Hiring Moyes on a six-month contract hardly screams optimism, does it? It simply means the manager will be easy to remove if there is no sign of climbing out of trouble, and suggests West Ham will soon be in the market for a new manager again whether or not Moyes can make a difference to results. The more pessimistic West Ham fans are already comparing the situation to Sunderland and complaining that Moyes might have to be removed before the end of the season, which is perhaps a little harsh after three matches though fair in the sense that any detectable improvement is hard to identify.

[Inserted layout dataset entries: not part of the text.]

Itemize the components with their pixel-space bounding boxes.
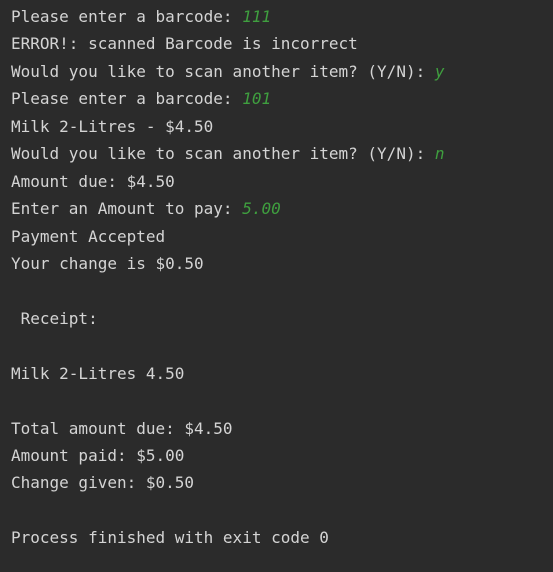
console-line: Amount paid: $5.00: [11, 445, 553, 472]
console-line: Milk 2-Litres 4.50: [11, 363, 553, 390]
console-line: ERROR!: scanned Barcode is incorrect: [11, 33, 553, 60]
console-line: Your change is $0.50: [11, 253, 553, 280]
console-line: Total amount due: $4.50: [11, 418, 553, 445]
output-text: Would you like to scan another item? (Y/…: [11, 144, 435, 164]
console-output: Please enter a barcode: 111 ERROR!: scan…: [0, 0, 553, 572]
output-text: Receipt:: [11, 308, 98, 328]
user-input-text: y: [434, 61, 445, 81]
user-input-text: 5.00: [242, 199, 281, 219]
user-input-text: 101: [242, 89, 272, 109]
console-line: Amount due: $4.50: [11, 171, 553, 198]
output-text: Please enter a barcode:: [11, 7, 243, 26]
output-text: ERROR!: scanned Barcode is incorrect: [11, 34, 358, 54]
console-line: Would you like to scan another item? (Y/…: [11, 61, 553, 88]
console-line: Change given: $0.50: [11, 472, 553, 499]
console-line: Would you like to scan another item? (Y/…: [11, 143, 553, 170]
console-line: Receipt:: [11, 308, 553, 335]
output-text: Your change is $0.50: [11, 253, 204, 273]
output-text: Please enter a barcode:: [11, 89, 243, 109]
user-input-text: 111: [242, 7, 272, 26]
console-line: Process finished with exit code 0: [11, 527, 553, 554]
user-input-text: n: [434, 144, 445, 164]
output-text: Milk 2-Litres - $4.50: [11, 116, 214, 136]
console-line: Please enter a barcode: 111: [11, 6, 553, 33]
output-text: Total amount due: $4.50: [11, 418, 233, 438]
output-text: Process finished with exit code 0: [11, 528, 329, 548]
output-text: Amount due: $4.50: [11, 171, 175, 191]
output-text: Enter an Amount to pay:: [11, 199, 243, 219]
console-line: Payment Accepted: [11, 226, 553, 253]
output-text: Would you like to scan another item? (Y/…: [11, 61, 435, 81]
output-text: Payment Accepted: [11, 226, 166, 246]
console-line: Milk 2-Litres - $4.50: [11, 116, 553, 143]
output-text: Amount paid: $5.00: [11, 446, 185, 465]
output-text: Change given: $0.50: [11, 473, 195, 493]
console-line: Enter an Amount to pay: 5.00: [11, 198, 553, 225]
console-line: Please enter a barcode: 101: [11, 88, 553, 115]
output-text: Milk 2-Litres 4.50: [11, 363, 185, 383]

Neither does there seem much possibility of immediate respite. After Manchester City, Moyes must prepare his players for league encounters with Chelsea and Arsenal. A trip to Stoke a week on Saturday is the first game West Ham might mark down as winnable; in fact, given that Mark Hughes’s side are lining up among the relegation candidates this season, there might be trouble for Moyes if some sort of corner has not been turned by that stage.

Unless he simply wants to collect his contract money and fade away from frontline management, now is the time for Moyes to prove people wrong by showing his credentials as a firefighter. To do that you need to win games that you are not supposed to win, to pick up points against the big clubs. Moyes was never particularly good at that during his time at Everton, even though he more than stabilised the club over the course of 11 years, and his last experience of attempting to keep a side up ended in relegation.

If taking points from West Ham’s next three matches seems a tall order, Moyes could take some encouragement from what happened at Crystal Palace under Sam Allardyce last season. Allardyce has just earned a chance at a record seventh Premier League club on the strength of his apparent immunity to relegation, even if Everton possibly acted hastily in assuming the drop was looming.

Everyone knows Allardyce kept the Eagles up by virtue of going to Chelsea and Liverpool and winning, not to mention beating Arsenal 3-0 at home, but those results were all in April. In January, the month after he joined, Palace lost at home to Swansea and Everton and were drubbed at West Ham. As late as February Palace were hammered 4-0 at home by Sunderland.

Moyes must remember that; it is probably the last time he smiled. Two successive relegations would be nothing to smile about – not many managerial careers would survive it – yet there is still time and plenty of matches. Moyes won’t have to play Manchester City every week, but he will have to start somewhere.